In a statement released to the press Friday, Australia’s immigration minister Alex Hawke cited “public interest” as the motivation behind the decision to revoke Djokovic’s vida, claiming the government is “firmly committed to protecting Australia’s borders, particularly in relation to the COVID-19 pandemic.
Djokovic’s lawyers assert, however, that officials have instead used the opportunity to make an example of Djokovic, pointing specifically to statements by Hawke which claimed Djokovic “creates a risk of strengthening the anti-vaccination sentiment of a minority of the Australian community.”
“The Minister cited no evidence that supported his finding that Mr. Djokovic’s presence in Australia may ‘foster anti-vaccination sentiment,’ and it was not open to the Minister to make that finding,” Djokovic’s lawyers wrote.

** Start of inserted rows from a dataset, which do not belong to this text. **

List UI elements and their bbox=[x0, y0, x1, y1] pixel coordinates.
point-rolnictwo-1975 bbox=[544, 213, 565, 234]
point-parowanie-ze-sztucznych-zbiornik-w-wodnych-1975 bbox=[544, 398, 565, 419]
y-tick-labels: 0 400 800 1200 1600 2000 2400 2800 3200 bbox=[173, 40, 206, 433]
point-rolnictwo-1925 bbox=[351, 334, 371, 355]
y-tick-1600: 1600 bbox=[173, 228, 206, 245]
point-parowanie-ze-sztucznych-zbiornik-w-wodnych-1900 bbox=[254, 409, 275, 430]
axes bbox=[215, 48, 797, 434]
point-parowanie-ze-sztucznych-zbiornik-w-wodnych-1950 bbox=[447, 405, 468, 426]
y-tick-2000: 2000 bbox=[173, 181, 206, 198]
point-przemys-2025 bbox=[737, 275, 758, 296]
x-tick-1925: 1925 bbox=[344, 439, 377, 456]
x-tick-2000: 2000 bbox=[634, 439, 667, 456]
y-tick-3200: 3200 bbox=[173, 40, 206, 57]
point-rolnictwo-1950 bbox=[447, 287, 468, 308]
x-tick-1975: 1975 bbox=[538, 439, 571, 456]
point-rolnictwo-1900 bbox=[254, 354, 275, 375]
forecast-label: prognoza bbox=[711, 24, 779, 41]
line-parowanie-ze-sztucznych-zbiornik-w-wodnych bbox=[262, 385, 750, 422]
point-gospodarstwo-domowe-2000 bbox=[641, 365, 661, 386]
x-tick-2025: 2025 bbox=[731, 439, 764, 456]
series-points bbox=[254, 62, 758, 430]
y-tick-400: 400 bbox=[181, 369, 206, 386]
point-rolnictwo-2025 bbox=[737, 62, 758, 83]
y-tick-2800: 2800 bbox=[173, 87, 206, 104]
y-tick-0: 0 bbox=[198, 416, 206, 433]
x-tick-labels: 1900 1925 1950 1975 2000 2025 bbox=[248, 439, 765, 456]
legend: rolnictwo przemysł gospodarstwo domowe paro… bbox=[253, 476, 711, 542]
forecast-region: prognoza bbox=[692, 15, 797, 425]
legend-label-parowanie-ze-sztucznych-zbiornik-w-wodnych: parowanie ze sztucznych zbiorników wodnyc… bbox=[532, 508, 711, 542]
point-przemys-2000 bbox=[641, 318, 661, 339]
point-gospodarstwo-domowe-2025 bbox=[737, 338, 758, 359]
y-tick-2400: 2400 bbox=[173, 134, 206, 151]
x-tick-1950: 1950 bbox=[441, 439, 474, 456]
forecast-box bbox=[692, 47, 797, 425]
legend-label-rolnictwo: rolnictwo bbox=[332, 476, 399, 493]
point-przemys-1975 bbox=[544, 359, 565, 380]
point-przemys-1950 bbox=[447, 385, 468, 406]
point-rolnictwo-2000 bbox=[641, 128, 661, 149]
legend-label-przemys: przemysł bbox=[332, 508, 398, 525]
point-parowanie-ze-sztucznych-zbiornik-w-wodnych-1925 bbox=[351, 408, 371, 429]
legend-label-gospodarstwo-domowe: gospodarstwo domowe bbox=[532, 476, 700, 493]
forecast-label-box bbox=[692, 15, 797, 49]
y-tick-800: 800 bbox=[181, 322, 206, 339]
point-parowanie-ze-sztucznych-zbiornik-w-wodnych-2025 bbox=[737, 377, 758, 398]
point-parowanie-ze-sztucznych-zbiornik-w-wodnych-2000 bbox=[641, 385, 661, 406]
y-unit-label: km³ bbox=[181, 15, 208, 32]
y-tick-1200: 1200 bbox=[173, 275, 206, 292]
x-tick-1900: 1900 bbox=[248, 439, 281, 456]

At a pre-tournament press conference held Saturday, other members of the tennis community didn’t shy away from weighing in on the ongoing Djokovic drama.
“He’s just a great player, and it’s kind of sad that some people might remember him in this way,” Naomi Osaka told reporters. “But, I also think it’s not up to tennis players. It’s up to the government — like, how Australia is deciding to handle it.”
Rafael Nadal, who is also a contender for a 21st Grand Slam win at this year’s tournament, had a much stronger take on Djokovic’s legal woes.
“Honestly, I’m a little bit tired of the situation,” the Spanish tennis ace said. “The Australian Open is much more important than any player. If he’s playing, finally, OK. If he’s not playing, the Australian Open will be a great Australian Open, with or without him. That’s my point of view.”